Sternby B
Dept. of Medical and Physiological Chemistry, University of Lund, Sweden.
Scand J Gastroenterol. 1993 Apr;28(4):347-51. doi: 10.3109/00365529309090254.
A pure lipase has been isolated from extracts of the human pancreas.

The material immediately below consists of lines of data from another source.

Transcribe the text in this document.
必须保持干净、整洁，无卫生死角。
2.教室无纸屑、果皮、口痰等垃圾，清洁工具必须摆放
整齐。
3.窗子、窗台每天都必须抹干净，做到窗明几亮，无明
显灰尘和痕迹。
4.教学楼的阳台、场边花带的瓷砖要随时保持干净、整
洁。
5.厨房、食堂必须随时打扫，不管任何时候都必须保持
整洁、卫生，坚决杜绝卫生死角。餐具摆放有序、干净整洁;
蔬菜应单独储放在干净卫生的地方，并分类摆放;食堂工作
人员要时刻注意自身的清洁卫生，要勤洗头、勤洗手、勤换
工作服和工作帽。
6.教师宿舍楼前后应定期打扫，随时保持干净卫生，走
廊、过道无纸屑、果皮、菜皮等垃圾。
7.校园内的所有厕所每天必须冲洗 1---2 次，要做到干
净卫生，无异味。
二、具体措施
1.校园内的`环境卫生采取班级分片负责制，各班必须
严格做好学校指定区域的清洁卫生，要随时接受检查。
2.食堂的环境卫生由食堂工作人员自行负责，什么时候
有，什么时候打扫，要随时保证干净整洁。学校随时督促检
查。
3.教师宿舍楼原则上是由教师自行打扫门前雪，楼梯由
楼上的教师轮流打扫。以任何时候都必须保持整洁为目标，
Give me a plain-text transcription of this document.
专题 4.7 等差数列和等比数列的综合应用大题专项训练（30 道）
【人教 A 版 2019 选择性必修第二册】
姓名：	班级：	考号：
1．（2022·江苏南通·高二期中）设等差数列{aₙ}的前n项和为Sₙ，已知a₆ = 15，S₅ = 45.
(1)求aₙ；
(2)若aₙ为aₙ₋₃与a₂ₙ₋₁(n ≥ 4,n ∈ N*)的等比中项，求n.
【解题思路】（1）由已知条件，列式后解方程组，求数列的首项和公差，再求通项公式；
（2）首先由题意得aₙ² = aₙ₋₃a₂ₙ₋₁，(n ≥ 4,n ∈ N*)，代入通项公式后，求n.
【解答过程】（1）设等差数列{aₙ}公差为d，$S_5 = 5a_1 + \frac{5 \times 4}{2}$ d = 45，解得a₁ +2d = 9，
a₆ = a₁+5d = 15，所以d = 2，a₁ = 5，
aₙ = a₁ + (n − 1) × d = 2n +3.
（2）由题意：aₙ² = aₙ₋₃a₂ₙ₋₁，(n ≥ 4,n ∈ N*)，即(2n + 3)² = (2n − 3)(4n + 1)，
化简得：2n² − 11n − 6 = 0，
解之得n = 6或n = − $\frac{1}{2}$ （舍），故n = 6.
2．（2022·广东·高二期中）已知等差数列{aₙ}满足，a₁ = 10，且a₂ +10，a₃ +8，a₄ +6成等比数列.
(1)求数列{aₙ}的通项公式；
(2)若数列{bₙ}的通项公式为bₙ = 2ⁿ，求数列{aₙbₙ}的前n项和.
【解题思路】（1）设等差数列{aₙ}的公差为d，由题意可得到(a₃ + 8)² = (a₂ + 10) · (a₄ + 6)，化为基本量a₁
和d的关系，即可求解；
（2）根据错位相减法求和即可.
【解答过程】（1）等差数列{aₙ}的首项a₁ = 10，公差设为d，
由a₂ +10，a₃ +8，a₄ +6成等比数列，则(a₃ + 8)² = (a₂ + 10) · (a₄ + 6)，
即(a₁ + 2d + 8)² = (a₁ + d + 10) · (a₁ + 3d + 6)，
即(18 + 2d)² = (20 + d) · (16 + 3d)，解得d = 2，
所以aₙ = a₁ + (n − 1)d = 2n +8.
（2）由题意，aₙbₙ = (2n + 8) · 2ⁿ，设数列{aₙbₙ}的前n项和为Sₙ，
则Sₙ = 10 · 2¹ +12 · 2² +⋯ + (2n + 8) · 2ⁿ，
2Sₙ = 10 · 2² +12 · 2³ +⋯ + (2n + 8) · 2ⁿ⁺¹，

The purification process includes centrifugation, two ion-exchange chromatography steps, and one gel filtration step. Compared with other reports, a high recovery, large amounts, and a high specific activity were obtained. Lipase is present at 1-2 mg/g in the pancreatic gland. In the absence of colipase and bile salts with tributyrine as substrate, the specific activity at room temperature and at pH 7.0 is 4000 mumol/min/mg. It increases to 8000-10,000 in the presence of colipase and bile salts at a temperature of 37 degrees C. The fate of the other human lipolytic proteins during the different purification steps is also indicated. Lipase purified by this method has been used for crystallization.
已从人胰腺提取物中分离出一种纯脂肪酶。纯化过程包括离心、两步离子交换色谱步骤和一步凝胶过滤步骤。与其他报道相比,获得了高回收率、大量且高比活性的脂肪酶。脂肪酶在胰腺中的含量为1 - 2毫克/克。以三丁酸甘油酯为底物,在没有辅脂酶和胆盐的情况下,室温及pH 7.0时的比活性为4000微摩尔/分钟/毫克。在37摄氏度下存在辅脂酶和胆盐时,比活性会增加到8000 - 10000。还指出了其他人体脂解蛋白在不同纯化步骤中的去向。用这种方法纯化的脂肪酶已用于结晶。